Mainly fun up to this point (15 minutes in), the film now devolves into a series of disconnected sketches. Expressing the desire for a new gangster pet, the pair agree to mentor the Blip’s first-string team of drug sellers in exchange for the kitten, named New Jack by his latest sponsor. In a funny bit, our stone-cold-killer mentors use corporate team-building techniques garnered from Clarence’s workplace (i.e., everyone say your name and share two things about yourself with the group), as a means to increase the Blip’s drug-selling quartet’s communication skills.

Some ideas are cute, but many are half-baked, hampered at every turn by bloody violence and incongruously portrayed alongside Keanu-worshippping snippets (i.e. the kitten nonchalantly sporting a gang banger’s bandana and miniature bling necklace).

The more important, larger joke laughs at us: Those of us from developed nations who think of our pets as family members, and therefore go to great lengths to recover one we’ve lost.

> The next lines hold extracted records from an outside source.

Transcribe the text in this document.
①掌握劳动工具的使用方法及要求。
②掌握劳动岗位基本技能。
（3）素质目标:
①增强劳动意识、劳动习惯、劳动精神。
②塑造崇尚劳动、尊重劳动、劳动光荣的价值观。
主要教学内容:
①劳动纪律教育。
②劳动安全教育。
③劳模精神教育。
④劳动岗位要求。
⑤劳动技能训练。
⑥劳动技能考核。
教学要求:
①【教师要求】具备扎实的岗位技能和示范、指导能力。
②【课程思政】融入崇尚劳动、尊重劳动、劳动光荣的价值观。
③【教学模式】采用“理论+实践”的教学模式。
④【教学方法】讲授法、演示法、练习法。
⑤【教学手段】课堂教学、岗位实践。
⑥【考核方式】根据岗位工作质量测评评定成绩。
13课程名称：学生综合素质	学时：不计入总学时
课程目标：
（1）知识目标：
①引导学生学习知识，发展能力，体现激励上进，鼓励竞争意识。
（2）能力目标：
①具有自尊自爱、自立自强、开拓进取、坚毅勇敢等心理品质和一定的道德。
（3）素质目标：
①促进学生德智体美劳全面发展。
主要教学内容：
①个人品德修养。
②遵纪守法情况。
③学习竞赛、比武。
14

However, given the number of people (me included) who feel strongly about our furry relatives, we may not find the idea of our foolishness amusing.

It is hilarious when no less than three bad asses melt in the presence of this charming kitten. But, even this juxtaposition is understandable to those of us who shout (from within the safety of our cars!) at idiot drivers, only to forget our rage the moment we are greeted by a cuddly, furry friend. (If there’s something funny about that, I’d rather not talk about it — Umkay?).